Sleep dep and torture

Via Matthew Yglesias, I read this article by Alex Massie which I really think everyone who cares at all about the torture debate should read. (The fact that I even typed the words "torture debate" makes me sick to my stomach.) What sickens me most is the way that people have successfully softened the language used to make things not sound as bad.

This article focuses on "sleep deprivation," which honestly doesn't sound so bad. We've all been "sleep deprived" at some point or another. But this article shows the difference between not sleeping due to an all-nighter vs. going a whole week without any sleep because guards are constantly hitting you, pulling you upright, blasting you with light, and blaring heavy metal/kid's song at you 24/7. Is it any wonder that after just a few days people snap?

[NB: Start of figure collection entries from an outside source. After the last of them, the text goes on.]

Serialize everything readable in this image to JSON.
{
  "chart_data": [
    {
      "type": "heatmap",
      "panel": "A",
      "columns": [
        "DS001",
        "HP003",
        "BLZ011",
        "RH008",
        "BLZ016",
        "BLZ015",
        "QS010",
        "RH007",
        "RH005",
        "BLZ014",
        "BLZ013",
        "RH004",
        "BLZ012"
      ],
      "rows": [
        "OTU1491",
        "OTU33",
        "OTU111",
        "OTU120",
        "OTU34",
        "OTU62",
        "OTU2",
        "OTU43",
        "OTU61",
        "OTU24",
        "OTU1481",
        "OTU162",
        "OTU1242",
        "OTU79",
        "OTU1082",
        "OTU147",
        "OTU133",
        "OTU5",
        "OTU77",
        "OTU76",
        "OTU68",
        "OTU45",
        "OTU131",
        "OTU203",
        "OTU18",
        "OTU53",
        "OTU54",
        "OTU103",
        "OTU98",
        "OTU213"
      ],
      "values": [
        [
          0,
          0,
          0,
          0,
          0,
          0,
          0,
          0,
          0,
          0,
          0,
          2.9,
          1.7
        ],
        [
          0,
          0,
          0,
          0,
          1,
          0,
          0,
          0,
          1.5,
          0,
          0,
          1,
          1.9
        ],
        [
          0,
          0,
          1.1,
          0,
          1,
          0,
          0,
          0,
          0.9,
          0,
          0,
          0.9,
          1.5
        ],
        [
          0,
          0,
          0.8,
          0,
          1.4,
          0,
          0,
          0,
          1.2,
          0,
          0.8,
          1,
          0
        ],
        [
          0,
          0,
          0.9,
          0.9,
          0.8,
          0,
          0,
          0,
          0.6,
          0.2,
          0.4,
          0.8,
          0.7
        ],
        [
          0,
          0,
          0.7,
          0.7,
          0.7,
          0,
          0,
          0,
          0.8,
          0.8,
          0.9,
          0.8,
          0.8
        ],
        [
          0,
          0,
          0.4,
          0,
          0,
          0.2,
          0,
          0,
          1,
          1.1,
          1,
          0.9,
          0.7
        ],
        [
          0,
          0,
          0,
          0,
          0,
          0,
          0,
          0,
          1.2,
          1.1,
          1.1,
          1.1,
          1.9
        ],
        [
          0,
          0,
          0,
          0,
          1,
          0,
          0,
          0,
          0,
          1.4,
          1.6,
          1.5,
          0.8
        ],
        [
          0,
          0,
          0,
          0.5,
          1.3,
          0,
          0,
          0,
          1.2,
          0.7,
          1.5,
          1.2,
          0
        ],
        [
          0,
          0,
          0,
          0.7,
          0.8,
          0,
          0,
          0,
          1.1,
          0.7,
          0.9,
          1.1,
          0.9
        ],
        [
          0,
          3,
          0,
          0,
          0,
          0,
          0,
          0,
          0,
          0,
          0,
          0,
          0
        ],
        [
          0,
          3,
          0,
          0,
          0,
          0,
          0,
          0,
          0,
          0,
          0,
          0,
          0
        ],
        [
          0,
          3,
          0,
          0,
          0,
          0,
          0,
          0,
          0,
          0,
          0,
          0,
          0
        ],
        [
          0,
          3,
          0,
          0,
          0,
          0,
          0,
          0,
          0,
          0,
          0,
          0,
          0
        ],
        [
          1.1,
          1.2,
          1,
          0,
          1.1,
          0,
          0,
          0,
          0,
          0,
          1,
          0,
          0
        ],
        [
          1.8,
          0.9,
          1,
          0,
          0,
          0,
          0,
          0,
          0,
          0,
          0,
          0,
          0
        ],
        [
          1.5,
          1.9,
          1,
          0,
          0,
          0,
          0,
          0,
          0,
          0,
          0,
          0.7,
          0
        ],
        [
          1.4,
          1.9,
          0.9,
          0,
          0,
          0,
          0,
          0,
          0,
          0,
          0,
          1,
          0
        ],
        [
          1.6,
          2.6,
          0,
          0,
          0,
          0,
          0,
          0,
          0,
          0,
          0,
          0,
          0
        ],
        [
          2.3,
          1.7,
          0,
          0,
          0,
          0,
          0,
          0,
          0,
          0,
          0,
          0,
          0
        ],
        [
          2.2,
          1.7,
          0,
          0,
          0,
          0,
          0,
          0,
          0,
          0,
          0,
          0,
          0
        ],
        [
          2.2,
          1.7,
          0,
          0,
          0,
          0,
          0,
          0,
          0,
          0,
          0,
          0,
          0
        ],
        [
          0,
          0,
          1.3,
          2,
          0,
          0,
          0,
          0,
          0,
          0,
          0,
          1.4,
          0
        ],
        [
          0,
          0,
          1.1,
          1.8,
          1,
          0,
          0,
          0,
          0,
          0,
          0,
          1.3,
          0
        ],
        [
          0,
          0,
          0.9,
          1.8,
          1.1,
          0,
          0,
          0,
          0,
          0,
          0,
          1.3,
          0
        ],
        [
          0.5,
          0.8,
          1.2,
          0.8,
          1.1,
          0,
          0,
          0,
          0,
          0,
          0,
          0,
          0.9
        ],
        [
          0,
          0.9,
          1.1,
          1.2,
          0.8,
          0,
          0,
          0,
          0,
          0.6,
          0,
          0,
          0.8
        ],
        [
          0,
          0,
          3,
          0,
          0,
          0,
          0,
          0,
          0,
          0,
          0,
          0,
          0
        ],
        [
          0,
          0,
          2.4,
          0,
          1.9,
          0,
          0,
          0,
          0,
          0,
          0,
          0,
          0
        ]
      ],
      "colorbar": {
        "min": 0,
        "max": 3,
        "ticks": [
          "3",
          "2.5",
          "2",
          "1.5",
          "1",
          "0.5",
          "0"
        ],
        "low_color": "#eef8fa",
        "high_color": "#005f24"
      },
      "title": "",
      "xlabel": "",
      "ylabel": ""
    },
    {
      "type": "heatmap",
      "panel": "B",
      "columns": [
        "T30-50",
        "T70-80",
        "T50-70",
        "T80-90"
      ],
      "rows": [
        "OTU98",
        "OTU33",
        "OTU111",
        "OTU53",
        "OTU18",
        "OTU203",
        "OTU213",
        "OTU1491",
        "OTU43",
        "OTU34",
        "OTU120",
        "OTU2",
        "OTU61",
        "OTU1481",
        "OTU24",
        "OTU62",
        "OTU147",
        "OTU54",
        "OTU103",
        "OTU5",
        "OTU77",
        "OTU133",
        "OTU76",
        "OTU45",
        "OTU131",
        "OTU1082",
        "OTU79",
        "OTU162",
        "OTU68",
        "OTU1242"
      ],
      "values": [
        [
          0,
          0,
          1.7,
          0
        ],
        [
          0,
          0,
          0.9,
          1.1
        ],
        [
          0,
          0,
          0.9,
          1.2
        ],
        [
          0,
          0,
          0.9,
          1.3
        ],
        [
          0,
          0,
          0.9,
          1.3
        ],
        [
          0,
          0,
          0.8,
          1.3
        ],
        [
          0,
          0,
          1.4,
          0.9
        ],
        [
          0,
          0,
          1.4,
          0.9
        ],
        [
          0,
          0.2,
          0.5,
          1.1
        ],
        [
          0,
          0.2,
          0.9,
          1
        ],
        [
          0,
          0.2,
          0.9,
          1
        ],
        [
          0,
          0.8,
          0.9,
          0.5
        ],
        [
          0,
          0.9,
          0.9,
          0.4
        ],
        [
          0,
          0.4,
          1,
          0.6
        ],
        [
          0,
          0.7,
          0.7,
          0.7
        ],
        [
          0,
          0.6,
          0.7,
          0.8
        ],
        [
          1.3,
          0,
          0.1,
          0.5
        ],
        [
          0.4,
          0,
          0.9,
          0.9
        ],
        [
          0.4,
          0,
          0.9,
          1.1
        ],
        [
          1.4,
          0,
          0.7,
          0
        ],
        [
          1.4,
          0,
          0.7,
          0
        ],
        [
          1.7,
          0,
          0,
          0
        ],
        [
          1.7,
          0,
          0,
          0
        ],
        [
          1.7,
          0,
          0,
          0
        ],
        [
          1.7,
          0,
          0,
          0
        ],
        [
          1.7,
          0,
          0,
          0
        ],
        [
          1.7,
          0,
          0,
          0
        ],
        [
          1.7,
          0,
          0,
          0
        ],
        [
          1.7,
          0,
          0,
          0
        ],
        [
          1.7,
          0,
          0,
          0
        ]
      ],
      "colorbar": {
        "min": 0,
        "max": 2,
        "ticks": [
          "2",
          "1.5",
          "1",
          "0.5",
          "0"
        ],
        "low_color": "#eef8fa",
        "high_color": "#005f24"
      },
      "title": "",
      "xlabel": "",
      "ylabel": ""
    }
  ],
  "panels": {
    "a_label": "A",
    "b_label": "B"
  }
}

The same is true of waterboarding. Even when we call it "simulated drowning," it doesn't sound any worse than being dunked in the pool when you were a kid. However, the point of waterboarding is that it completely destroys your autonomy and your ability to keep your lungs from accepting the water. You feel the water going into your mouth and nose (even if it doesn't actually go in, the feeling is there, causing gagging and possibly asphyxiation.) Anything that causes your body to act as if it is dying must be torture.

We need to think about the full strength of semantics in this debate, and make sure to clearly put forward the true horror of torture.